McComb House, Town of Poughkeepsie, NY
A soaring design, designed by mid-century architect Marcel Breuer
Sliding glass doors overlook a steep drop-off in the main living area; plants now grow in what was originally a fish tank. A pair of Breuer-designed Wassily chairs are a visual highlight
Photographs by Michael Polito
During construction of Ferry House, Peter McComb, a vice-president at Smith Brothers, went in search of an architect to design a new house for him and his wife in the Town of Poughkeepsie. An acquaintance suggested he look at the work of the new man on campus. McComb wound up hiring Marcel Breuer to do the job.
Of the three Breuer-designed Dutchess County buildings, the McComb House is by far the most futuristic. It contains one of the architect’s most daring concepts: a butterfly roof. From a central spine, the roof flares upward dramatically in opposite directions. From the outside, the house appears to be in mid-flight. Inside, the ceiling’s upward thrust creates equally thrilling visual effects.
The house’s setting beautifully illustrates Breuer’s interest in fitting his work into the landscape while providing privacy. Invisible from the road, it’s reached via a curving, tree-shaded drive. Stone steps rising gently through a garden area lead to the front door. Except for the roof, the house is understated in appearance, not hogging the limelight — and hardly preparing you for the explosion of light and soaring space within. The juxtaposition was intentional, says Dr. Arthur Groten, who has lived in the house with his wife Margery since 1976. “Breuer liked surprises.”

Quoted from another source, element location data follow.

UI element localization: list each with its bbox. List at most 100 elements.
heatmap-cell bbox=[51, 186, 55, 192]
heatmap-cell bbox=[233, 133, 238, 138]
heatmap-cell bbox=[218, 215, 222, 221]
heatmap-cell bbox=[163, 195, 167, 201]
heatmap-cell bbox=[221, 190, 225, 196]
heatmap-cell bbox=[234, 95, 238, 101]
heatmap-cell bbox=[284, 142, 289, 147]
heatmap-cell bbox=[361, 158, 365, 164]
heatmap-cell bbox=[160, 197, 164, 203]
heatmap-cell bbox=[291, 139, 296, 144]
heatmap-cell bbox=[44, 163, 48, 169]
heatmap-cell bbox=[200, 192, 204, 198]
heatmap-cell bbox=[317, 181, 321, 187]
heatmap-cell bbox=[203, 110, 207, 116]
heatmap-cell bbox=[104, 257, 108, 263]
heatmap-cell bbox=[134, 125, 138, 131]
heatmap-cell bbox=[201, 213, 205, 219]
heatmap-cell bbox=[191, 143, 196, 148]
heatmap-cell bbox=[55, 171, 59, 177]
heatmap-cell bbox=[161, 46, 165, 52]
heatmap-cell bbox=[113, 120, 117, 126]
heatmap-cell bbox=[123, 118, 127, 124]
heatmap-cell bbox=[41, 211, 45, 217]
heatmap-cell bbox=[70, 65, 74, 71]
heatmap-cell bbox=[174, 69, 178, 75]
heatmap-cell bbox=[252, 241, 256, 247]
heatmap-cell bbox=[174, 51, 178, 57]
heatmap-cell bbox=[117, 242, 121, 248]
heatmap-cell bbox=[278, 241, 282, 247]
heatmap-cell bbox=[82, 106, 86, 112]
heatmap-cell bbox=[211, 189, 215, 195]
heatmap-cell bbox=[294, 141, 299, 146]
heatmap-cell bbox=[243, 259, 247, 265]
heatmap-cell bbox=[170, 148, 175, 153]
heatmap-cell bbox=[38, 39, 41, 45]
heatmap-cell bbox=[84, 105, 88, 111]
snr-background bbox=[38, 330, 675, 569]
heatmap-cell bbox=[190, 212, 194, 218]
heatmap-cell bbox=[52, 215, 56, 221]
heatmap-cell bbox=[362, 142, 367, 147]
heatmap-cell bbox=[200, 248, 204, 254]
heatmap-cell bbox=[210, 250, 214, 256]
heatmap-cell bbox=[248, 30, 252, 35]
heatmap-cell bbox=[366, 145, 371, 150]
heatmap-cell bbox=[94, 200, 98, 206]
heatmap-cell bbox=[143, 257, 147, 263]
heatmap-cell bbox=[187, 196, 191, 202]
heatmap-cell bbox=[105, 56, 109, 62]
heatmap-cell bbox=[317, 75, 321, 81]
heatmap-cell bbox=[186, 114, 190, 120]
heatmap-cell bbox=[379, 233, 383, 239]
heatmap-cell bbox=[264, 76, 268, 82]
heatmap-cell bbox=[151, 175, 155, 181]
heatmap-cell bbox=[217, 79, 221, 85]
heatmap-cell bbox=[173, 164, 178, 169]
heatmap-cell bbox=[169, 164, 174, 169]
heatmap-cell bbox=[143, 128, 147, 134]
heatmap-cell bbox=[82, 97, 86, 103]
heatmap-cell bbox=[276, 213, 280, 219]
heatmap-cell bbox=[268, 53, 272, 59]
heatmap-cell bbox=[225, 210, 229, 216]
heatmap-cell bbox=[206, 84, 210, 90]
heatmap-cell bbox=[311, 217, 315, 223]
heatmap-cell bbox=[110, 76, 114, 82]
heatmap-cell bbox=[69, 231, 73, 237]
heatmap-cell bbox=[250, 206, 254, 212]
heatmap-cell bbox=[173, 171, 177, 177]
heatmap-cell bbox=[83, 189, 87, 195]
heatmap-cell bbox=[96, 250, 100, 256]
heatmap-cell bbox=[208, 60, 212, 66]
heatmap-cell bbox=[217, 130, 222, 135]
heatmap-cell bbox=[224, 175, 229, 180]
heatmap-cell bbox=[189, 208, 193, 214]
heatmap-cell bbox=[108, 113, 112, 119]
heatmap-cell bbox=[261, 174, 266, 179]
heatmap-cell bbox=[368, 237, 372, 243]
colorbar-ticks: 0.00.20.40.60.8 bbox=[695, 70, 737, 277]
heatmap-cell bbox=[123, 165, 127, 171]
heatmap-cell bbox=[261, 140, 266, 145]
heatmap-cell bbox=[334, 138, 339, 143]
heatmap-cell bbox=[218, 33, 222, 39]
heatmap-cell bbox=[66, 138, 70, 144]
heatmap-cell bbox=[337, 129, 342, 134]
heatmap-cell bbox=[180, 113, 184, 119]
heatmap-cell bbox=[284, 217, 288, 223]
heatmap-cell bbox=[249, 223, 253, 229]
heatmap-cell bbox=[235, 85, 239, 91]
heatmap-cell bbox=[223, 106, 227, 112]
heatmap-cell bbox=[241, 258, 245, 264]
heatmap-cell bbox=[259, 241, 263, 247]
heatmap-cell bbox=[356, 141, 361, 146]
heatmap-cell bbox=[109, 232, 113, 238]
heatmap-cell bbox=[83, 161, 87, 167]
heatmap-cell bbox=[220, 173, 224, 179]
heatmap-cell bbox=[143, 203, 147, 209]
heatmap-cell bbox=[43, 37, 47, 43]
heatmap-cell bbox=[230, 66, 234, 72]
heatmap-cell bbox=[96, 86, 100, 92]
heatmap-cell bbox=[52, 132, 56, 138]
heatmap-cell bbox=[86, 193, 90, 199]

The right-hand section of the McComb House shows the butterfly roof; the distinctive color used on the exterior became known as “Breuer blue”
While the house was expanded by the McCombs and Grotens, both owners remained faithful to its original design. In fact, the Grotens received the blessing of Herbert Beckhard, Breuer’s longtime design partner, to undertake their additions. “He told us these houses are meant to grow with the family; they’re designed to be built onto,” Groten says. “As long you keep the balance and the lines, everybody’s happy.”
The house’s most exciting space remains its main living area, which features large sliding glass windows overlooking a steep drop-off. A built-in container, now holding plants, once supported fish. Stairs lead to a balcony aerie that originally served as the master bedroom.
Evidence of the Grotens’ devoted stewardship of the house is their successful effort to have it placed on the National Register of Historic Places. “We feel very lucky,” Arthur Groten says of the 35-plus years the couple has spent here. The modern design even had a profound effect on their children. “We have two counterculture kids. They blame it on this house,” he says.